Anstehende Konzerte

Open Air Kammermusik vor der Liebfrauenkirche

Johannes Brahms: Klavierquintett f-moll op. 34

Aufführende: 

  • Carla Prestin-Koch (Violine) 
  • Peter Großmann (Violine) 
  • Mariusz Januskiewicz (Viola) 
  • Cornelia Börngen (Violoncello)
  • Christopher Weik (Klavier)

Unter den vielen Äußerungen von Brahms‘ Freunden, die dem Ausnahmerang seines Klavierquintetts gerecht zu werden versuchten, ist diejenige von Clara Schumann vielleicht die treffendste: „Mir ist nach dem Werk, als habe ich eine große tragische Geschichte gelesen.“ Das viersätzige Werk entfaltet sich von Beginn an im Ton der Tragödie und in einem Spannungsbogen von nie nachlassender Intensität. „Es ist, soviel ist mir gleich klar, ein Stück von tiefster Bedeutung, voll männlicher Kraft und schwungvoller Gestaltung, alle Sätze bedeutend, sich ergänzend“, schrieb Brahms´ Geigerfreund Joseph Joachim tief beeindruckt an den Komponisten.

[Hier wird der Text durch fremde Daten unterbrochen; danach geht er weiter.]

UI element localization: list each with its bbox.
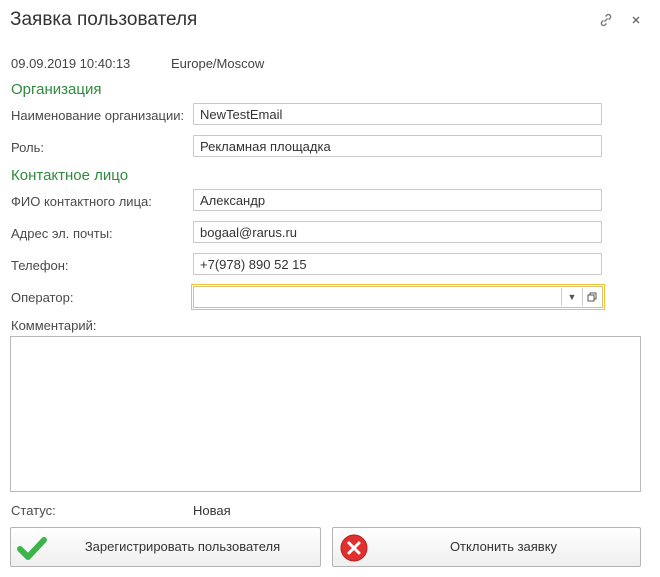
operator-label: Оператор:	[11, 290, 74, 305]
timezone: Europe/Moscow	[171, 56, 265, 71]
checkmark-icon	[17, 537, 47, 560]
operator-combo[interactable]: ▼	[191, 284, 605, 310]
register-user-label: Зарегистрировать пользователя	[84, 539, 281, 554]
email-field[interactable]	[193, 221, 602, 243]
register-user-button[interactable]: Зарегистрировать пользователя	[10, 527, 321, 567]
link-icon[interactable]	[597, 11, 615, 29]
fio-field[interactable]	[193, 189, 602, 211]
phone-field[interactable]	[193, 253, 602, 275]
role-field[interactable]	[193, 135, 602, 157]
status-value: Новая	[193, 503, 231, 518]
org-name-field[interactable]	[193, 103, 602, 125]
datetime: 09.09.2019 10:40:13	[11, 56, 131, 71]
reject-request-button[interactable]: Отклонить заявку	[332, 527, 641, 567]
phone-label: Телефон:	[11, 258, 69, 273]
operator-input[interactable]	[193, 286, 603, 308]
reject-request-label: Отклонить заявку	[449, 539, 558, 554]
cancel-icon	[340, 534, 368, 562]
section-contact: Контактное лицо	[11, 167, 129, 184]
org-name-label: Наименование организации:	[11, 108, 185, 123]
open-form-icon[interactable]	[582, 288, 601, 306]
email-label: Адрес эл. почты:	[11, 226, 113, 241]
fio-label: ФИО контактного лица:	[11, 194, 152, 209]
chevron-down-icon[interactable]: ▼	[561, 288, 582, 306]
close-icon[interactable]	[627, 11, 645, 29]
comment-textarea[interactable]	[10, 336, 641, 492]
comment-label: Комментарий:	[11, 318, 97, 333]
role-label: Роль:	[11, 140, 45, 155]
section-organization: Организация	[11, 81, 102, 98]
status-label: Статус:	[11, 503, 56, 518]
window-title: Заявка пользователя	[10, 9, 198, 30]
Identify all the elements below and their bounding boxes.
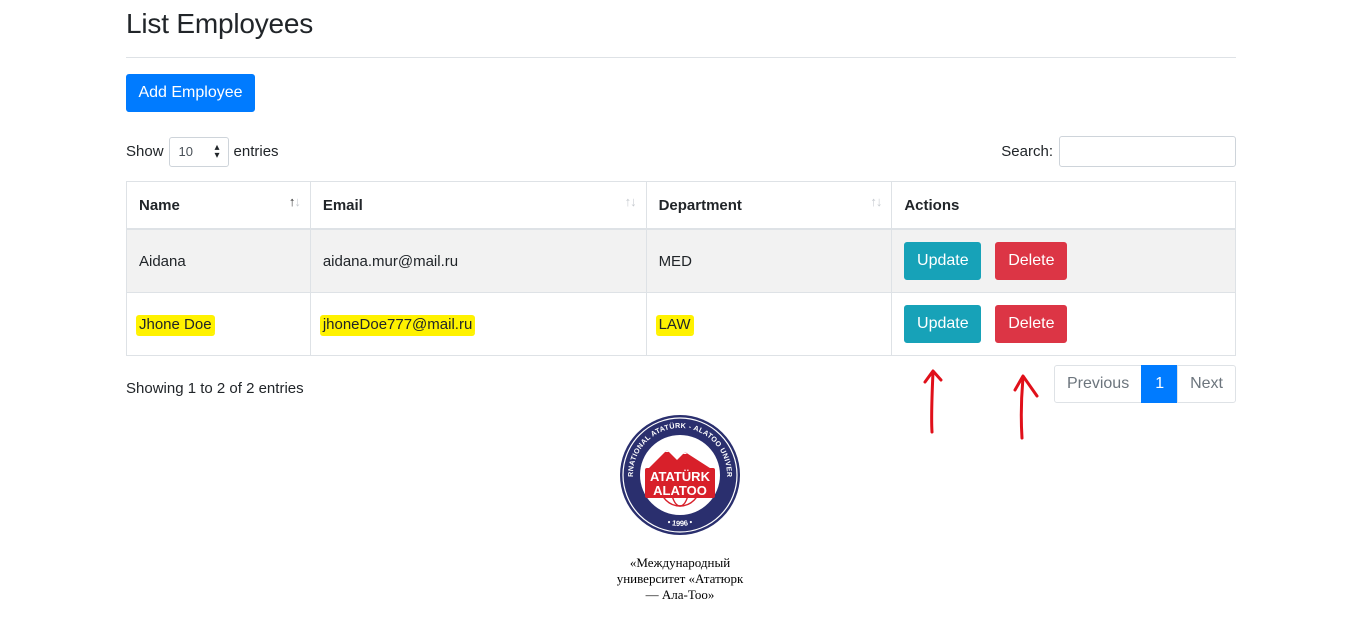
delete-button[interactable]: Delete (995, 242, 1068, 280)
entries-label: entries (233, 143, 279, 160)
caption-line: — Ала-Тоо» (645, 587, 715, 602)
column-header-name[interactable]: Name ↑↓ (126, 181, 311, 230)
select-caret-icon: ▴ ▾ (214, 141, 220, 161)
cell-email: jhoneDoe777@mail.ru (309, 292, 647, 356)
column-header-label: Name (139, 196, 180, 214)
column-header-email[interactable]: Email ↑↓ (309, 181, 647, 230)
table-info: Showing 1 to 2 of 2 entries (126, 380, 304, 397)
cell-name: Jhone Doe (126, 292, 311, 356)
update-button[interactable]: Update (904, 242, 982, 280)
logo-text-line1: ATATÜRK (650, 469, 711, 484)
university-caption: «Международный университет «Ататюрк — Ал… (580, 555, 780, 603)
column-header-label: Email (322, 196, 363, 214)
table-row: Aidana aidana.mur@mail.ru MED Update Dele… (126, 228, 1236, 293)
pagination: Previous 1 Next (1053, 365, 1236, 403)
sort-ascending-icon: ↑↓ (288, 194, 301, 209)
search-control: Search: (1001, 136, 1236, 167)
entries-per-page-select[interactable]: 10 ▴ ▾ (168, 136, 229, 167)
caption-line: университет «Ататюрк (616, 571, 744, 586)
annotation-arrow-delete (1013, 374, 1039, 440)
divider (126, 57, 1236, 58)
page-1-button[interactable]: 1 (1141, 365, 1179, 403)
next-page-button[interactable]: Next (1177, 365, 1236, 403)
column-header-label: Actions (904, 196, 960, 214)
entries-per-page-value: 10 (178, 144, 193, 159)
column-header-actions: Actions (891, 181, 1236, 230)
add-employee-button[interactable]: Add Employee (126, 74, 255, 112)
cell-actions: Update Delete (891, 228, 1236, 293)
table-row: Jhone Doe jhoneDoe777@mail.ru LAW Update… (126, 292, 1236, 356)
university-logo: ATATÜRK ALATOO INTERNATIONAL ATATÜRK - A… (619, 414, 740, 535)
table-header-row: Name ↑↓ Email ↑↓ Department ↑↓ Actions (126, 181, 1236, 230)
cell-email: aidana.mur@mail.ru (309, 228, 647, 293)
highlighted-text: LAW (655, 314, 694, 334)
annotation-arrow-update (923, 369, 943, 434)
update-button[interactable]: Update (904, 305, 982, 343)
highlighted-text: jhoneDoe777@mail.ru (319, 314, 476, 334)
column-header-label: Department (658, 196, 742, 214)
page-title: List Employees (126, 8, 314, 39)
cell-name: Aidana (126, 228, 311, 293)
logo-text-line2: ALATOO (653, 483, 707, 498)
column-header-department[interactable]: Department ↑↓ (645, 181, 893, 230)
caption-line: «Международный (629, 555, 731, 570)
employees-table: Name ↑↓ Email ↑↓ Department ↑↓ Actions A… (126, 181, 1236, 356)
cell-department: LAW (645, 292, 893, 356)
entries-length-control: Show 10 ▴ ▾ entries (126, 136, 279, 167)
cell-department: MED (645, 228, 893, 293)
sort-icon: ↑↓ (624, 194, 637, 209)
cell-actions: Update Delete (891, 292, 1236, 356)
search-label: Search: (1001, 143, 1053, 160)
sort-icon: ↑↓ (870, 194, 882, 209)
delete-button[interactable]: Delete (995, 305, 1068, 343)
previous-page-button[interactable]: Previous (1053, 365, 1143, 403)
highlighted-text: Jhone Doe (136, 314, 215, 334)
show-label: Show (126, 143, 164, 160)
search-input[interactable] (1059, 136, 1236, 167)
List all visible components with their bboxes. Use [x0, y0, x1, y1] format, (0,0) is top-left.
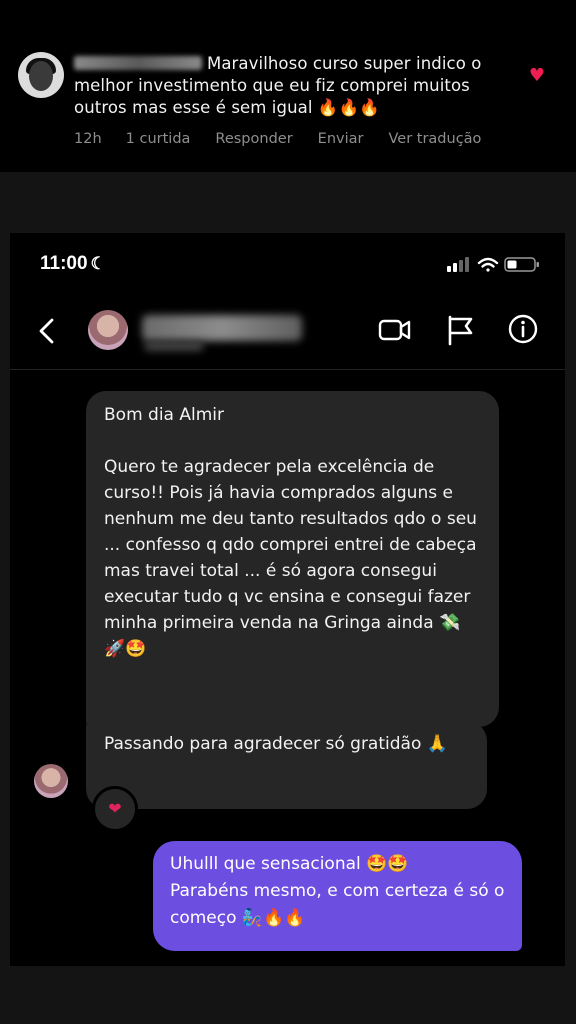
translate-button[interactable]: Ver tradução	[388, 131, 481, 147]
clock: 11:00	[40, 253, 88, 274]
comment-text: Maravilhoso curso super indico o melhor …	[74, 53, 514, 119]
info-icon[interactable]	[507, 313, 539, 345]
comment-likes[interactable]: 1 curtida	[126, 131, 191, 147]
outgoing-message[interactable]: Uhulll que sensacional 🤩🤩 Parabéns mesmo…	[153, 841, 522, 951]
commenter-username-redacted[interactable]	[74, 56, 202, 70]
chat-header	[10, 295, 565, 370]
status-icons	[447, 257, 539, 272]
incoming-message[interactable]: Passando para agradecer só gratidão 🙏	[86, 721, 487, 809]
moon-icon: ☾	[90, 254, 106, 273]
message-text: Uhulll que sensacional 🤩🤩 Parabéns mesmo…	[170, 854, 505, 928]
contact-subtitle-redacted	[144, 341, 204, 351]
dm-screenshot: 11:00 ☾ Bom dia Almir Quero te agradecer…	[10, 233, 565, 966]
incoming-message[interactable]: Bom dia Almir Quero te agradecer pela ex…	[86, 391, 499, 727]
comment-time: 12h	[74, 131, 102, 147]
reply-button[interactable]: Responder	[215, 131, 292, 147]
wifi-icon	[477, 257, 499, 272]
send-button[interactable]: Enviar	[318, 131, 364, 147]
battery-icon	[504, 257, 539, 272]
signal-icon	[447, 257, 469, 272]
contact-avatar[interactable]	[88, 310, 128, 350]
back-arrow-icon[interactable]	[34, 315, 62, 347]
status-time: 11:00 ☾	[40, 253, 106, 275]
avatar-face	[29, 61, 53, 91]
video-call-icon[interactable]	[378, 315, 412, 345]
comment-actions: 12h 1 curtida Responder Enviar Ver tradu…	[74, 131, 506, 147]
comment-section: Maravilhoso curso super indico o melhor …	[0, 0, 576, 172]
heart-reaction-icon[interactable]: ❤	[92, 786, 138, 832]
sender-avatar[interactable]	[34, 764, 68, 798]
commenter-avatar[interactable]	[18, 52, 64, 98]
message-text: Bom dia Almir Quero te agradecer pela ex…	[104, 405, 477, 659]
flag-icon[interactable]	[445, 314, 475, 346]
message-text: Passando para agradecer só gratidão 🙏	[104, 734, 448, 754]
like-heart-icon[interactable]: ♥	[527, 66, 547, 86]
contact-name-redacted[interactable]	[142, 315, 302, 341]
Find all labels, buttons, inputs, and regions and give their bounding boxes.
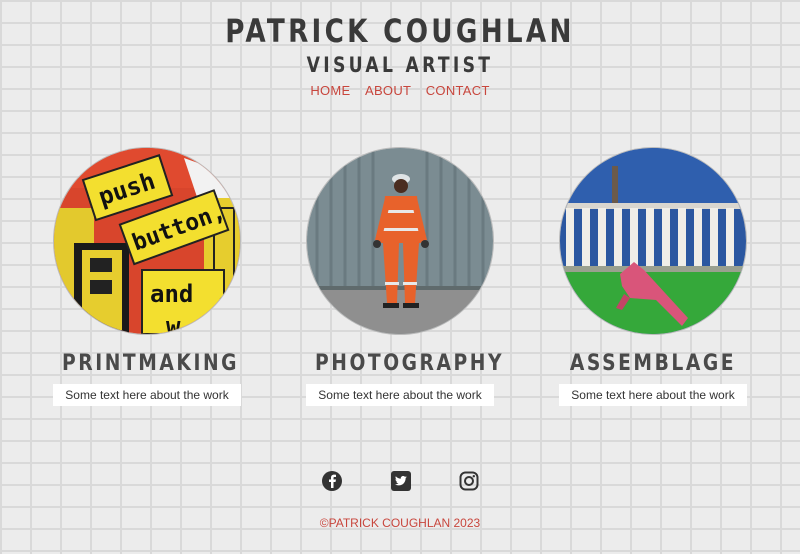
assemblage-artwork bbox=[560, 148, 746, 334]
card-title-assemblage: ASSEMBLAGE bbox=[569, 351, 737, 376]
nav-home-link[interactable]: HOME bbox=[310, 83, 350, 98]
card-text-photography: Some text here about the work bbox=[306, 384, 494, 406]
card-text-printmaking: Some text here about the work bbox=[53, 384, 241, 406]
site-header: PATRICK COUGHLAN VISUAL ARTIST HOME ABOU… bbox=[0, 10, 800, 100]
photography-artwork bbox=[307, 148, 493, 334]
card-text-assemblage: Some text here about the work bbox=[559, 384, 747, 406]
copyright-text: ©PATRICK COUGHLAN 2023 bbox=[319, 516, 481, 530]
photography-image[interactable] bbox=[307, 148, 493, 334]
assemblage-image[interactable] bbox=[560, 148, 746, 334]
nav-about-link[interactable]: ABOUT bbox=[365, 83, 411, 98]
main-nav: HOME ABOUT CONTACT bbox=[0, 82, 800, 100]
card-printmaking: push button, and w PRINTMAKING Some text… bbox=[47, 148, 247, 406]
nav-contact-link[interactable]: CONTACT bbox=[426, 83, 490, 98]
printmaking-artwork: push button, and w bbox=[54, 148, 240, 334]
card-photography: PHOTOGRAPHY Some text here about the wor… bbox=[300, 148, 505, 406]
facebook-icon[interactable] bbox=[321, 470, 343, 492]
instagram-icon[interactable] bbox=[458, 470, 480, 492]
site-title: PATRICK COUGHLAN bbox=[225, 12, 575, 50]
sign-word-and: and bbox=[150, 280, 193, 308]
twitter-icon[interactable] bbox=[390, 470, 412, 492]
social-links bbox=[0, 470, 800, 494]
sign-word-w: w bbox=[166, 312, 181, 334]
printmaking-image[interactable]: push button, and w bbox=[54, 148, 240, 334]
card-title-photography: PHOTOGRAPHY bbox=[315, 351, 505, 376]
card-assemblage: ASSEMBLAGE Some text here about the work bbox=[553, 148, 753, 406]
site-subtitle: VISUAL ARTIST bbox=[306, 53, 494, 77]
card-title-printmaking: PRINTMAKING bbox=[62, 351, 240, 376]
gallery-cards: push button, and w PRINTMAKING Some text… bbox=[0, 148, 800, 408]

Und der Dirigent Hermann Levi meinte lakonisch: „Ein Meisterwerk von Kammermusik, wie wir seit dem Jahre 1828 [dem Tod Schuberts] kein zweites aufzuweisen haben.“

Bis das Werk diesen Grad an Vollendung erreicht hatte, musste es eine bei Brahms einmalige Klang-Metamorphose durchlaufen. Fast exakt die selbe Musik, die wir heute von Klavier und Streichquartett gespielt hören, war ursprünglich für Streicher alleine bestimmt: als Quintett für zwei Violinen, Viola und zwei Celli. Da diese erste Version aus den Jahren 1862/63 in privaten Proben und Voraufführungen nicht den erhofften Klangeffekt erzielte, zog sie Brahms zurück und arbeitete sie zu einer Sonate für zwei Klaviere um (in dieser Form hat er das Stück später auch veröffentlicht). Doch was für Streicher zu wild und ausladend erschien, wirkte auf zwei Klavieren zu monochrom. Für ein Streichquintett fehle dem Werk der „Klangreiz“, so Joseph Joachim, in der Fassung für zwei Klaviere gingen „eine Menge der schönsten Gedanken“ verloren, so Clara Schumann. Brahms suchte darum nach einer dritten Klanglösung für das thematische Material und fand jene Synthese aus Streicher- und Klavierklang, in der uns das Werk heute so selbstverständlich erscheint.

Für das leibliche Wohl sorgt der Förderverein – der Erlös kommt der Sanierung unserer Orgel in der Witzenhäuser Liebfrauenkirche zugute.